Rooney is a best-selling author as well, even though he refused to promote his books and made a point of not giving autographs.

“I spent 50 years of my life working to become well-known as a writer,” Rooney, who considered himself a writer rather than performer, wrote in his 1989 book “Not That You Asked …”

“I just have the feeling that I don’t owe anybody anything except writing as well as I am able,” he said in a 1989 Newsday interview.

However, he told the Albany Times Union in a 2001 profile, I'm pretty accurate about assessing my own writing ability … I'm very average. Hyper-normal, even, which is at the heart of my success.

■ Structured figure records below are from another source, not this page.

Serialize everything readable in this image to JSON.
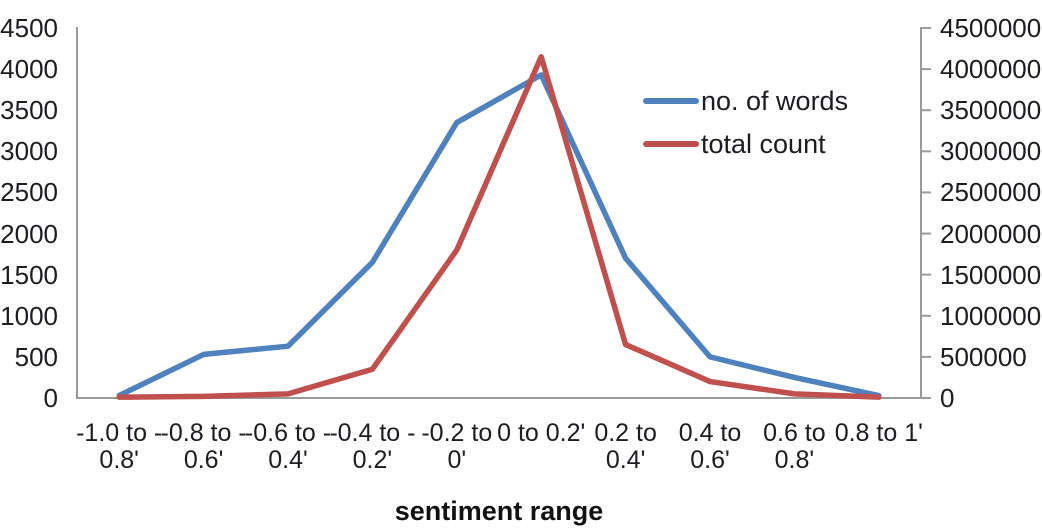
{
  "chart_data": {
    "type": "line",
    "title": "",
    "xlabel": "sentiment range",
    "ylabel_left": "",
    "ylabel_right": "",
    "grid": false,
    "legend_position": "upper-right",
    "axis_color": "#9a9a9a",
    "text_color": "#1c1c22",
    "categories": [
      [
        "-1.0 to -",
        "0.8'"
      ],
      [
        "-0.8 to -",
        "0.6'"
      ],
      [
        "-0.6 to -",
        "0.4'"
      ],
      [
        "-0.4 to -",
        "0.2'"
      ],
      [
        "-0.2 to",
        "0'"
      ],
      [
        "0 to 0.2'"
      ],
      [
        "0.2 to",
        "0.4'"
      ],
      [
        "0.4 to",
        "0.6'"
      ],
      [
        "0.6 to",
        "0.8'"
      ],
      [
        "0.8 to 1'"
      ]
    ],
    "series": [
      {
        "name": "no. of words",
        "color": "#4f81bd",
        "axis": "left",
        "values": [
          30,
          530,
          630,
          1650,
          3350,
          3930,
          1700,
          500,
          250,
          30
        ]
      },
      {
        "name": "total count",
        "color": "#c0504d",
        "axis": "right",
        "values": [
          10000,
          20000,
          50000,
          350000,
          1800000,
          4150000,
          650000,
          200000,
          50000,
          10000
        ]
      }
    ],
    "left_axis": {
      "min": 0,
      "max": 4500,
      "step": 500,
      "ticks": [
        "0",
        "500",
        "1000",
        "1500",
        "2000",
        "2500",
        "3000",
        "3500",
        "4000",
        "4500"
      ]
    },
    "right_axis": {
      "min": 0,
      "max": 4500000,
      "step": 500000,
      "ticks": [
        "0",
        "500000",
        "1000000",
        "1500000",
        "2000000",
        "2500000",
        "3000000",
        "3500000",
        "4000000",
        "4500000"
      ]
    }
  }
}
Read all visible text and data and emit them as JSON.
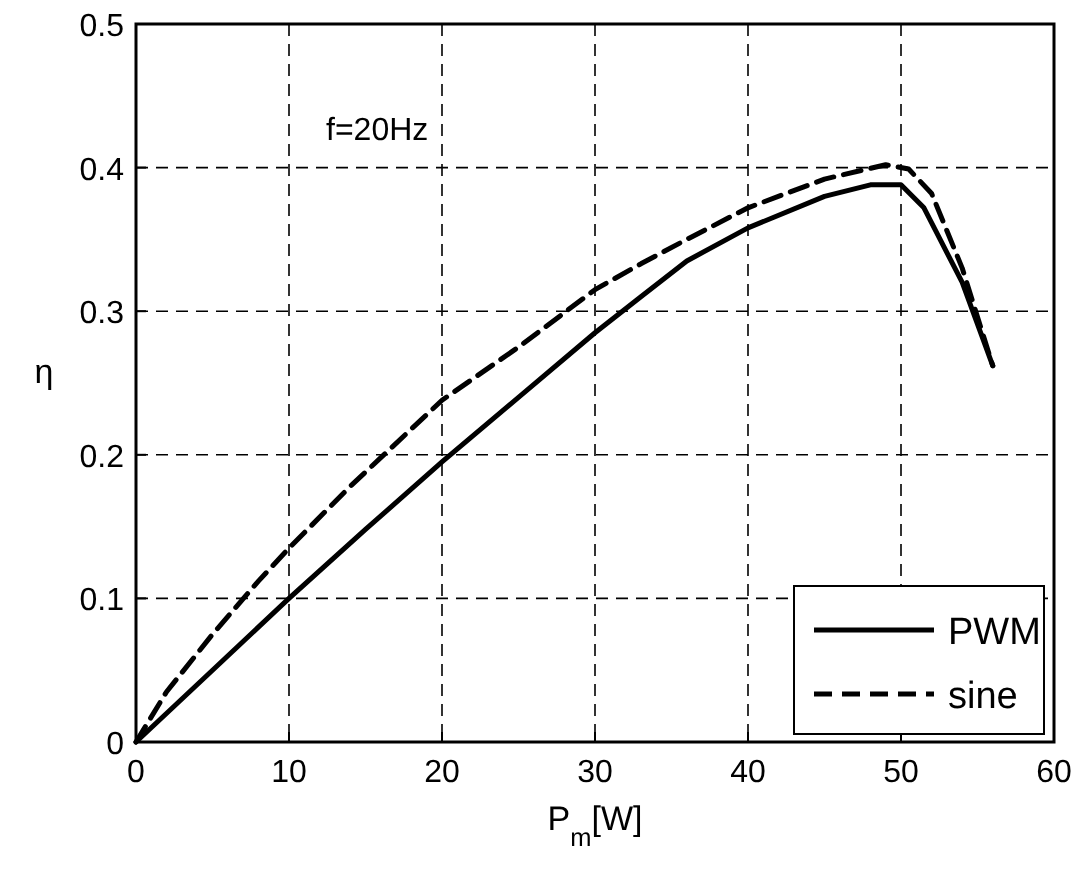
{
  "chart_data": {
    "type": "line",
    "xlabel": "P$_{m}$[W]",
    "ylabel": "η",
    "xlim": [
      0,
      60
    ],
    "ylim": [
      0,
      0.5
    ],
    "xticks": [
      0,
      10,
      20,
      30,
      40,
      50,
      60
    ],
    "yticks": [
      0,
      0.1,
      0.2,
      0.3,
      0.4,
      0.5
    ],
    "grid": true,
    "legend": "bottom right",
    "annotations": [
      "f=20Hz"
    ],
    "series": [
      {
        "name": "PWM",
        "color": "#000000",
        "line_style": "solid",
        "marker": "none",
        "x": [
          0,
          5,
          10,
          15,
          20,
          25,
          30,
          33,
          36,
          40,
          45,
          48,
          50,
          51.5,
          54,
          56
        ],
        "values": [
          0,
          0.05,
          0.1,
          0.148,
          0.195,
          0.24,
          0.285,
          0.31,
          0.335,
          0.358,
          0.38,
          0.388,
          0.388,
          0.372,
          0.32,
          0.262
        ]
      },
      {
        "name": "sine",
        "color": "#000000",
        "line_style": "dashed",
        "marker": "none",
        "x": [
          0,
          2,
          5,
          8,
          10,
          14,
          20,
          25,
          30,
          33,
          36,
          40,
          45,
          49,
          50.5,
          52,
          54,
          56
        ],
        "values": [
          0,
          0.035,
          0.075,
          0.112,
          0.135,
          0.178,
          0.238,
          0.275,
          0.315,
          0.333,
          0.35,
          0.372,
          0.392,
          0.402,
          0.399,
          0.382,
          0.33,
          0.262
        ]
      }
    ]
  }
}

Books by Rooney include “The Fortunes of War” (1962), “A Few Minutes with Andy Rooney” (1981), “And More by Andy Rooney” (1982), “Pieces of My Mind” (1984), “Word for Word” (1986), “Sweet and Sour” (1992), “My War” (1995), “Sincerely, Andy Rooney” (1999), “Common Nonsense” (2002), “Years of Minutes” (2003), ‘Out of My Mind’’ (2006), and ‘’60 Years of Wisdom and Wit’’ (2009).

Before that, Rooney collaborated on three books --“Air Gunner” (1944), “The Story of Stars and Stripes” (1946), and “Conquerors’ Peace” (1947).

Here's a collection of philosophy on long life by Andy Rooney, who was born in Albany, N.Y., on Jan. 14, 1919:

If you smile when no one else is around, you really mean it.

I didn't get old on purpose, it just happened. If you're lucky, it could happen to you.

Don't rule out working with your hands. It does not preclude using your head.

Computers make it easier to do a lot of things, but most of the things they make it easier to do don't need to be done.

Death is a distant rumor to the young.

Most of us end up with no more than five or six people who remember us. Teachers have thousands of people who remember them for the rest of their lives.